16:24

56.2K 3.8K 551
                                    

Burnumu çekip annemin elime tutuşturduğu ballı tarçınlı sütü içmeye devam ettim. Sabahleyin kaçınılmaz sonuma uyanmıştım. Kafamın içinde öküzler tepişiyor, feci halde burnum akıyordu. Neyse ki ateşim annemi ikna etmeye yetmişti de, bu ölü halimle okula gitmekten yırtmıştım.

Aslında dün atölyede Ekin'in dolabında bulduğum kıyafetleri giyip kendiminkileri kurutmuştum. Yine de bu, hastalanmamı engellememişti. Üzerimdeki polara iyice sarınıp yanı başımdaki pencereden dışarı baktım. Hava yine kapalıydı ama bu kez yağmur yoktu. Hırçın bir rüzgar, kümelenmeye başlayan bulutları parçalara ayırıp birbirinden uzaklaştırıyordu.

Başımı cama yaslayıp yolda uçuşan yaprakları izlemeyi sürdürdüm.

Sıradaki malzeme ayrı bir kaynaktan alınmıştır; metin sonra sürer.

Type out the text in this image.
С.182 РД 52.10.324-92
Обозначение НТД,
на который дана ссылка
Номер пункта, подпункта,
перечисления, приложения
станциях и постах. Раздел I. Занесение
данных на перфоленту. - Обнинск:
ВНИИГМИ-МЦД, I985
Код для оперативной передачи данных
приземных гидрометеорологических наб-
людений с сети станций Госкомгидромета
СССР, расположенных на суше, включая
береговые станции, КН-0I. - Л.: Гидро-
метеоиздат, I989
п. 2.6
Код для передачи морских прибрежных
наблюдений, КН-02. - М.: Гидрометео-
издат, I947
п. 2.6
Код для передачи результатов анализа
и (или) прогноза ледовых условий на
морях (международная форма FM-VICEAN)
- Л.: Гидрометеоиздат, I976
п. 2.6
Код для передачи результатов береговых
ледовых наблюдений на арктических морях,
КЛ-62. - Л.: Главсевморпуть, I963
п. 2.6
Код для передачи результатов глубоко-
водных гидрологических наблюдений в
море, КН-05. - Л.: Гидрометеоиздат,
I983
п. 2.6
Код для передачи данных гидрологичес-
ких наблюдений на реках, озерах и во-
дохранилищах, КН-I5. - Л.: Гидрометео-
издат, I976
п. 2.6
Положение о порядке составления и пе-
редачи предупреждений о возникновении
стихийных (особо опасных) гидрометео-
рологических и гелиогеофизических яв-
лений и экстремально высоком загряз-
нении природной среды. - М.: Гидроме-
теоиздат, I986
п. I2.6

Ekin dünden sonra yazmamıştı. Ne keman dinletime yorum yapmıştı, ne de eve geldim mesajıma cevap vermişti. Tuhaf hissediyordum. Benim için hazırladığı sürpriz fazla anlamlıydı ama kim daha yeni tanıştığı birine böyle bir hediye sunardı ki? Deli miydi? Hadi yüce gönüllü diyelim, o zaman neden sonrasında ortadan kaybolmuştu? Ona yanlışlıkla attığım videoyu izlemiş olabilir miydi? Herkesten sildiğimi söyleyip üzgün işareti atmıştı ama emin olamıyordum.

Belki de izleyip hayal kırıklığına uğramıştı. Hoş onu hayal kırıklığına uğratacak bir durum söz konusu değildi. Arkadaştık biz, birbirine sırdaşlık eden iki sıradan insandık.

"Pencereden soğuk alıp iyice üşüteceksin Asu. Kalk oradan."

Annemin ikazıyla birlikte başımı kaldırıp ona baktım. Koltuğa kurulmuş akşam yemeği için fasulye ayıklıyordu. Odamda oturmama izin vermemişti. Neymiş, iyice hastalık psikolojisine girer fena olurmuşum. Sanki burada fena olmuyordum. Zorla salona indirdiği yetmiyormuş gibi yerimi de beğenmiyordu. Elimdeki yarım kupayla birlikte ayaklarımı sürükleyerek boş koltuğa yürüdüm ve kendimi atar gibi yığıldım.

Annem göz ucuyla beni süzüp izlediği TV programına geri döndü. Ben de başımın altın bir kırlent yerleştirip sütümü içmeye devam ettim, tabi arada burnumu temizlemeyi de ihmal etmiyordum.

"Geçende Sevim Teyze'nle karşılaştık," dediğinde ona döndüm. Sevim Teyze, Beyza'nın annesiydi ve annemin Beyza'lı şeylere olan sempatisine o da dahildi. Bizim hakkımızda konuşup konuşmadıklarını merak ederek devamını bekledim.

"Uzun süredir onlara hiç uğramadığından yakındı. Sahi son zamanlarda neden hiç Beyza'lara gitmiyorsun?"

Yutkunarak bakışlarımı kaçırdım ve "Sınav senesindeyiz anne," diye geveledim. Bütün sosyal hayatıma engel koyan sınav, nedense annemin sevdiği şeyler söz konusu olduğunda hiçbir pürüz oluşturmuyordu.

"Bir saat seni sınavdan alıkoymaz," diye homurdandı huysuzca.

"Öyle mi?"

Alaylı bir kahkaha attığımda boğazım sızladı.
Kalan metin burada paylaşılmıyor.